Editions # 91 Spring 2020 Fiction , Reviews ,
Nathaniel G. Moore Reviews Dirty Birds
According to Giller Prize-winning author Will Ferguson, Morgan Murray’s debut novel Dirty Birds is “wholly original” and marks the arrival of Canada’s answer to Kurt Vonnegut.
I’m all for narcissists, so long as they make it interesting. Murray’s protagonist, Milton Ontario, has convinced me that we may be dealing with a coming-of-age typhoon of the self, akin to that Greek hunter from Thespiae in Boeotia who fell in love with his own reflection.
“How such an outrageous idea—becoming a poet—comes to nest in the mind of an altogether, incredibly average man-child living in the middle of absolute nowhere was entirely an accident.”
I could listen to / read about this Milton character all day long.
Loaded with backstory upon backstory and fuelled with the spirit of (Yes Will, you are correct) Vonnegut, plus Hunter S Thompson, Mark Leyner and Will Self, this gigantic novel won’t shut up. We learn of Milton’s sick desire to become a poet and find his hero Leonard Cohen in Montreal, in the optimistic time when the possibility of America’s first Black president was still that—a possibility.
Reading this debut novel was like pulling an all-nighter and running to class without any sleep, with one obvious problem: you aren’t in school anymore and you’re wearing your pajamas, standing outside of the school and it’s the weekend.
Milton wanders ghost-like in Montreal in search of his hero and his sanity. At a job interview, Milton is asked if he has a high tolerance for monotony, to which he replies, “Yes, I’m from Saskatchewan.”
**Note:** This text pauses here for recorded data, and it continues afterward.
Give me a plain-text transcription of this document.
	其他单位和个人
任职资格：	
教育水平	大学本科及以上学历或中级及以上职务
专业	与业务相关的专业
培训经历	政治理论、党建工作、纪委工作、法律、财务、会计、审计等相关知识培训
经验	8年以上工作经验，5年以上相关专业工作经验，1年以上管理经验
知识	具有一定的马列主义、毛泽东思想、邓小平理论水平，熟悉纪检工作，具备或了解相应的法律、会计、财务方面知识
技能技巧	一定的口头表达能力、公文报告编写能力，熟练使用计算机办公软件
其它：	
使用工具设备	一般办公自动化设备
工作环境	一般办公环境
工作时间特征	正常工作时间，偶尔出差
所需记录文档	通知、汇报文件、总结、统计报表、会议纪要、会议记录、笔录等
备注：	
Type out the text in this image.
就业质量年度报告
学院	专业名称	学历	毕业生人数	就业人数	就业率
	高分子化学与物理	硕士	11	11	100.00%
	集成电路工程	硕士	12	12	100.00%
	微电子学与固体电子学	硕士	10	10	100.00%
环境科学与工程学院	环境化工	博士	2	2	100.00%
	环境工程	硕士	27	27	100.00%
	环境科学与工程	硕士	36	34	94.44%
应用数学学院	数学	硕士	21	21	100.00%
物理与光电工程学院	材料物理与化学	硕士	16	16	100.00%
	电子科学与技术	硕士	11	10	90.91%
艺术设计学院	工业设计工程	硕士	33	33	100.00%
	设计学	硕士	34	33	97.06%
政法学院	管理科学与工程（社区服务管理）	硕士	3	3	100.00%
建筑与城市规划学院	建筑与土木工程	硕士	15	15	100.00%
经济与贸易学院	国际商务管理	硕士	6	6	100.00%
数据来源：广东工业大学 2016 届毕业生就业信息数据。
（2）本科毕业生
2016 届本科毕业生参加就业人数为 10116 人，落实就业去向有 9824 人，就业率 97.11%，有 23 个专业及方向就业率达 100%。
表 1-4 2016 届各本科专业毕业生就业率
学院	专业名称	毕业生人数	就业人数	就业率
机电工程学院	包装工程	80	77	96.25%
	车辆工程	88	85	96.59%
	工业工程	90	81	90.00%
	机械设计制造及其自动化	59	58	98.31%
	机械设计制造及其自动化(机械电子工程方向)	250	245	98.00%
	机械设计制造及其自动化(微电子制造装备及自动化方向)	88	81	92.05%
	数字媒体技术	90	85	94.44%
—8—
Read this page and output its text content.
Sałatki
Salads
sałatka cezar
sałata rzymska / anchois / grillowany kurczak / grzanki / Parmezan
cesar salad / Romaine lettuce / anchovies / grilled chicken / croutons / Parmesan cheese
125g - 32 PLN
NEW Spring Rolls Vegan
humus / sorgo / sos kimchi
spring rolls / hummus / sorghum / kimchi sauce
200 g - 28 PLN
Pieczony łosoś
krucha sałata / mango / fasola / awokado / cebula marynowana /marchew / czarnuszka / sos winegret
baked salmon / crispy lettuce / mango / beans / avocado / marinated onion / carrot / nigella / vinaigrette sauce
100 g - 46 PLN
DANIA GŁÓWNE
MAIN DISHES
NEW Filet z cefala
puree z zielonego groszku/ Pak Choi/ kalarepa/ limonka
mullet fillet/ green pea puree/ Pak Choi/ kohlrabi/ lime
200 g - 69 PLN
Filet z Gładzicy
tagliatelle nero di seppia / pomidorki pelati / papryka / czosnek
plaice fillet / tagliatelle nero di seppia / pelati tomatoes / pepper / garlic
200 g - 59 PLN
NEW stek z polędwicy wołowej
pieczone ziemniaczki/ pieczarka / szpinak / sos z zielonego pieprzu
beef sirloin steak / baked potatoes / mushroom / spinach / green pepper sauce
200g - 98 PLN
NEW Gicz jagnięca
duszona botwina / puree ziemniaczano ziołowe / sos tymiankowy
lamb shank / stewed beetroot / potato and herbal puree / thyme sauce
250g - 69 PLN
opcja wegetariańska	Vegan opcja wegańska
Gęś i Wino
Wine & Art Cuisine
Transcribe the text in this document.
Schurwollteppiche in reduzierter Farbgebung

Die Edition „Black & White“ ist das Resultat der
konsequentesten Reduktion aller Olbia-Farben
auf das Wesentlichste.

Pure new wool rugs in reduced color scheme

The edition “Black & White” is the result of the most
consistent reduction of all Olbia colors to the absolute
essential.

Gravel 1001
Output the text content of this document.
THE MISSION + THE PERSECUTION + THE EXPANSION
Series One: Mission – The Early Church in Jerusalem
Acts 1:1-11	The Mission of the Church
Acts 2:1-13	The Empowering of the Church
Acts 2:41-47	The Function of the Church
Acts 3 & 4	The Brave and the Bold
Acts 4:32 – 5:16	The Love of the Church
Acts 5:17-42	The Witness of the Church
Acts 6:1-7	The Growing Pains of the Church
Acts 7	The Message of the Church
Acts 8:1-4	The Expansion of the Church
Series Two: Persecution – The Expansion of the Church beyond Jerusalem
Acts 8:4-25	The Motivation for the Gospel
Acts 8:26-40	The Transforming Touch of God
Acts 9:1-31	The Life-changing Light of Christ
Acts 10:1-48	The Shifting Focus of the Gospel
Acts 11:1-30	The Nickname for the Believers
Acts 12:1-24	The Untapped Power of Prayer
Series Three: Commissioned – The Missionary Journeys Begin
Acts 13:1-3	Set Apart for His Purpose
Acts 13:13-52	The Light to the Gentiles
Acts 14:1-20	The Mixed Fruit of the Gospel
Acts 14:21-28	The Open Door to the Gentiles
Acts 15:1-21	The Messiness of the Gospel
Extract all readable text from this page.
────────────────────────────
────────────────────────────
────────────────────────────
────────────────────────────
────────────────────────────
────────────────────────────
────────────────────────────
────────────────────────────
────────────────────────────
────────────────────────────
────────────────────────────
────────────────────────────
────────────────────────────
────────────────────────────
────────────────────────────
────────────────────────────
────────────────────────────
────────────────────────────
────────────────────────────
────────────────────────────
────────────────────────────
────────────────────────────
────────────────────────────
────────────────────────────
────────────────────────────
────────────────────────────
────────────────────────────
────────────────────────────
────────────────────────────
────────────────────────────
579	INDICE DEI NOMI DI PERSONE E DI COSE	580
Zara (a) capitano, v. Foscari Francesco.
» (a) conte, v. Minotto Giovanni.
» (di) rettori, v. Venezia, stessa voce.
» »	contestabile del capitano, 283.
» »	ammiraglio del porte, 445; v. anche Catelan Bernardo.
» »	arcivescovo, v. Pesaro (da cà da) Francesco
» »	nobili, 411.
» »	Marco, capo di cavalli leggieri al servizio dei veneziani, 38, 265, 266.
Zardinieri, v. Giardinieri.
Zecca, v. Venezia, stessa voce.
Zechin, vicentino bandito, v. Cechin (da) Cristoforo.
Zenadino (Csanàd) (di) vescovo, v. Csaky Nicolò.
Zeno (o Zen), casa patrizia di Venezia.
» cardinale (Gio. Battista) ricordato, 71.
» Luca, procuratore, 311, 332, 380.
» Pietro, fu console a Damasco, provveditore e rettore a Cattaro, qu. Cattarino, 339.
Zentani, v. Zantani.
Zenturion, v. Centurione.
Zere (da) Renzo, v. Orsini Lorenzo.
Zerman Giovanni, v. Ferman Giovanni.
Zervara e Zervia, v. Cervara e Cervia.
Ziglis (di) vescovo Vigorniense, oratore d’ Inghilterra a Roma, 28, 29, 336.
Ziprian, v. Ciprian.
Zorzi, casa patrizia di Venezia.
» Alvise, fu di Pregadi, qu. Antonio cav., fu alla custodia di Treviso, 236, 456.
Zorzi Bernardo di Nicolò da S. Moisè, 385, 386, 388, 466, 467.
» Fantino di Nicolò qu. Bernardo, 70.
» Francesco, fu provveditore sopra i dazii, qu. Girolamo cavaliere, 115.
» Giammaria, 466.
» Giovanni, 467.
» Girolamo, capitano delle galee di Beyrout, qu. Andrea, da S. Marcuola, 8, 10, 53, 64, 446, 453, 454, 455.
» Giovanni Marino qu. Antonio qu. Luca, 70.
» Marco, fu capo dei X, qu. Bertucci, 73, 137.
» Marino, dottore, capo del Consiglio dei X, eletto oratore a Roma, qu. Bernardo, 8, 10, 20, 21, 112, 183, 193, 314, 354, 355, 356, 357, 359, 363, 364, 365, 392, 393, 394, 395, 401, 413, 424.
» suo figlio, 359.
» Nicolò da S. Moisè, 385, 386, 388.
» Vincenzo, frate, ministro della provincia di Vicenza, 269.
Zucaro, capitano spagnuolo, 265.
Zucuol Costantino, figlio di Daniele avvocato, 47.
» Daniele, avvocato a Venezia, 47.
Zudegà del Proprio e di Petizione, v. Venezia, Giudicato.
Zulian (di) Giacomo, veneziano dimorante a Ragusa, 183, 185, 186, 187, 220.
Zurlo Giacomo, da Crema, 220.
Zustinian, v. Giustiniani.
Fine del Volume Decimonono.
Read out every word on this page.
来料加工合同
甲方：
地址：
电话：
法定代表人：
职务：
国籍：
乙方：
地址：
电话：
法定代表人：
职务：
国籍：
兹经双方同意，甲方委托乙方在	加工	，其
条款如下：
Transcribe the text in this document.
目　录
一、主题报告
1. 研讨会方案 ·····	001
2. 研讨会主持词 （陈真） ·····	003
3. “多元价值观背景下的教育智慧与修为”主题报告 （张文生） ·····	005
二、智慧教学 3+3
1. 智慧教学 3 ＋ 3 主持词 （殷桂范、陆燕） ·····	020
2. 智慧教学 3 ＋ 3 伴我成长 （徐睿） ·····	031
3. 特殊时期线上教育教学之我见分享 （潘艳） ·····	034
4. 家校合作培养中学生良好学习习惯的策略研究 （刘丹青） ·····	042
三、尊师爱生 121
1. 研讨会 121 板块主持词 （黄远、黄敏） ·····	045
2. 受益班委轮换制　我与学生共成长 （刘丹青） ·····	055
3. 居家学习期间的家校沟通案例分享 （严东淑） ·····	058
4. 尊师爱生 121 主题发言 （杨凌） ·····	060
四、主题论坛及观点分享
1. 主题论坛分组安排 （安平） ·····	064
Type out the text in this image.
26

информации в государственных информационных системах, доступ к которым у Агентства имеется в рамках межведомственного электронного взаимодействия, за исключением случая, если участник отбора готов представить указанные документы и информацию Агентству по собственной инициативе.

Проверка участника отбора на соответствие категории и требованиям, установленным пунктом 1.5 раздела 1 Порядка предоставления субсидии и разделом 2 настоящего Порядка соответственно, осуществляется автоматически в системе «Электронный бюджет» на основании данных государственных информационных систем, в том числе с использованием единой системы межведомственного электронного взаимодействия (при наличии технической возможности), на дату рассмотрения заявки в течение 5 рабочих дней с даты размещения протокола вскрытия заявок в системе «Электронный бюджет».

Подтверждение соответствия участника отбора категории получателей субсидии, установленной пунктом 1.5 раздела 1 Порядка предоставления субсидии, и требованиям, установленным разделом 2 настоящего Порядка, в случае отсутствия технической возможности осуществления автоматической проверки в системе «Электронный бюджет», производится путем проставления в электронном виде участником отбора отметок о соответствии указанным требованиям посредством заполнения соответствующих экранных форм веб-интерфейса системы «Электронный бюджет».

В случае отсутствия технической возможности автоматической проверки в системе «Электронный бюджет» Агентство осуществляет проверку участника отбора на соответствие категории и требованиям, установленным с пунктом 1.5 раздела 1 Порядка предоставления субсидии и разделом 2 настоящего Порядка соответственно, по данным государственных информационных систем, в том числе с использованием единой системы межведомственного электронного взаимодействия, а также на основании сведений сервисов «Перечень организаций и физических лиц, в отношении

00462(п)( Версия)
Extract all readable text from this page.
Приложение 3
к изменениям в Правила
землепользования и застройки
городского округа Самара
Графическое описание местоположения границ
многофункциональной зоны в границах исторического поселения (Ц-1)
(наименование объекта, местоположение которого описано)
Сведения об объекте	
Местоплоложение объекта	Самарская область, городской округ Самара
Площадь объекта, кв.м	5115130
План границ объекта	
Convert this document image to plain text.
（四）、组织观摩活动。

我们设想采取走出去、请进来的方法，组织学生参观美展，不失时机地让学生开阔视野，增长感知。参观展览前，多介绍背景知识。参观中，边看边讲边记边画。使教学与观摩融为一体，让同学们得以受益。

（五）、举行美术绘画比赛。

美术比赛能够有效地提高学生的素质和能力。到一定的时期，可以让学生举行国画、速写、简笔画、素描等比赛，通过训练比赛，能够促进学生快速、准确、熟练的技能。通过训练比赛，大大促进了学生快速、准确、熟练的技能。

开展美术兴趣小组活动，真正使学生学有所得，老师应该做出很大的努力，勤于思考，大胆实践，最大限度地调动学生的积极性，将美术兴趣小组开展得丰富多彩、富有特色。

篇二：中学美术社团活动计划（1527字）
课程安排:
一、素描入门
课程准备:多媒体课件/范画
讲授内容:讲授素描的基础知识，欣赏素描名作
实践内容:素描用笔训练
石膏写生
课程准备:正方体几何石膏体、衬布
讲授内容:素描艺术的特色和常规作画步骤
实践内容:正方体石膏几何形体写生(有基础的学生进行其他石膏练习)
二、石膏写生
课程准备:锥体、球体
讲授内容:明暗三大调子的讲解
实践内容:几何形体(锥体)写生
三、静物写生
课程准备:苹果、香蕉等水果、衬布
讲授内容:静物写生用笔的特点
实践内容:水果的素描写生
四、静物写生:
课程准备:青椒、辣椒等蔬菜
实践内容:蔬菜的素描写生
This book would make a great Canadian film starring Michael Cera. Refreshingly backlit with the nostalgia of Obama-era planet Earth, riffing on a myriad of contemporary themes including intergenerational tensions and anxieties, global economic frailty and the pursuit of young desire, Dirty Birds is the perfect misfit read for your next layaway, or when you’re down to your last shot of whisky. It provides days’ worth of warm, weird feelings.